Junge Leute fragen sich:
Wie kann ich über Vatis Tod hinwegkommen?
„Mein Vati starb auf dem Sofa. Dort habe ich ihn auch gefunden. Er hatte einen Herzanfall gehabt. Es war wirklich furchtbar, ich hatte mich doch so gut mit ihm verstanden. ... Mutti weint nachts immer noch. Ohne Vati ist irgendwie alles anders“ (Emily).
„DER Tod des Vaters, der Mutter oder eines anderen nahen Familienangehörigen löst bei einem Heranwachsenden eine starke seelische Erschütterung aus“, schreibt die Autorin Kathleen McCoy. „Er kann zeitweise von Trauer, Panik, Zorn oder von Schuldgefühlen übermannt werden.“ Wenn dein Vater oder deine Mutter gestorben ist, dann weißt du sehr gut, wie schmerzlich das sein kann.
Es ist jedoch etwas ganz Natürliches, wenn man nach dem Tod eines lieben Menschen meint, von seinen Gefühlen gefangengenommen zu sein. Die Bibel berichtet davon, daß der Patriarch Jakob vor lauter Trauer „seine Überwürfe [zerriß]“, als er die Nachricht erhielt, sein Sohn Joseph sei tot. Und obwohl ‘alle seine Söhne und alle seine Töchter sich wiederholt aufmachten, ihn zu trösten, weigerte er sich immer wieder, sich trösten zu lassen’ (1. Mose 37:34, 35). Vielleicht meinst auch du, der Schmerz sei zu übermächtig, als daß er jemals wieder nachlassen könnte.
Mit der Zeit kann er aber nachlassen. Um das zu erreichen, muß man sich ihm allerdings stellen, statt ihn ignorieren zu wollen. John, einem Jugendlichen, war es zum Beispiel nicht anzumerken, daß er um einen Familienangehörigen trauerte. Allerdings fing er an, sich in der Schule mit anderen zu prügeln. Er erklärte: „Ich schleppe einen tiefen Schmerz mit mir herum.
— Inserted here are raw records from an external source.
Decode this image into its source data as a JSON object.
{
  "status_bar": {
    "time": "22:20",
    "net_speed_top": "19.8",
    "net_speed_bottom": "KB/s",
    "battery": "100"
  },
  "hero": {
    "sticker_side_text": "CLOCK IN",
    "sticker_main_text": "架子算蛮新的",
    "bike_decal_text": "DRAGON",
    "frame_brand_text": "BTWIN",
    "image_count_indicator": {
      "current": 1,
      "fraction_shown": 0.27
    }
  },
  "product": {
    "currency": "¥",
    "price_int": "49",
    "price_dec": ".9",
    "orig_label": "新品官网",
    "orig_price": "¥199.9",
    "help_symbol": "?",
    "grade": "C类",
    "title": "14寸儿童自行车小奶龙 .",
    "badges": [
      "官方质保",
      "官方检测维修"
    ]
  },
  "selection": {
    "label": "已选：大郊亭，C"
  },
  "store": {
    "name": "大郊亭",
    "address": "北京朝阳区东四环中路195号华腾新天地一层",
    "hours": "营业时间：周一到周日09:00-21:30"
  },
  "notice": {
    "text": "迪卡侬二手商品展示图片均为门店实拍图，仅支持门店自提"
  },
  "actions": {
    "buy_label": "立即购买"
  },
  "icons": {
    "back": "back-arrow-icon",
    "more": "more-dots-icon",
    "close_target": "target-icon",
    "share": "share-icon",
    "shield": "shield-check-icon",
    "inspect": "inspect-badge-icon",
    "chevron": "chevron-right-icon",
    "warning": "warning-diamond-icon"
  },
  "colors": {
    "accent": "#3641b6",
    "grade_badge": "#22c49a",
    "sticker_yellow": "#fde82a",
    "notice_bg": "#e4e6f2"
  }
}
Ich hab’ versucht, ihn loszuwerden, indem ich mich mit anderen geprügelt hab’, aber das hat nichts gebracht.“
Andere Jugendliche versuchen, den Schmerz zu unterdrücken, indem sie ständig auf Achse sind. Wenn sie gefragt werden, wie es ihnen geht, wehren manche diese Frage mit gespielter Fröhlichkeit ab. Eine Zeitlang lassen sich schmerzliche Gefühle dadurch verdrängen, aber nicht lange. In Sprüche 14:13 lesen wir: „Auch beim Lachen kann das Herz Schmerz empfinden.“
Interessanterweise hieß es in einem Artikel einer Jugendzeitschrift: „Wie eine Studie ergab, zeigten die Jugendlichen, die natürliche Empfindungen wie Trauer, Zorn oder Schuldgefühle nach dem Tod eines Angehörigen unterdrückten, ein zerstörerisches Verhalten — es kam zu Alkohol- und Drogenmißbrauch, zu Risikobereitschaft (wie schnelles Autofahren) sowie zu kriminellem Verhalten.“ Zum Glück gibt es bessere Methoden, über Trauer hinwegzukommen.
„Eine Zeit zum Weinen“
In Prediger 7:2 heißt es: „Besser ist es, in das Haus der Trauer zu gehen, als in das Haus des Festmahls zu gehen, denn das ist das Ende aller Menschen; und der Lebende sollte es sich zu Herzen nehmen.“ Der Tod kann furchteinflößend sein. Und wenn ein Freund oder ein anderer lieber Mensch gestorben ist, mögen manche der schmerzlichen Realität zu entfliehen suchen, indem sie in „das Haus des Festmahls“ gehen und ausgelassen feiern. Salomo fordert jedoch dazu auf, sich dem Problem zu stellen und in „das Haus der Trauer“ zu gehen. Er fügt hinzu: „Verdruß ist besser als Lachen; denn wenn das Angesicht traurig ist, so wird das Herz gebessert“ (Prediger 7:3, Schlachter).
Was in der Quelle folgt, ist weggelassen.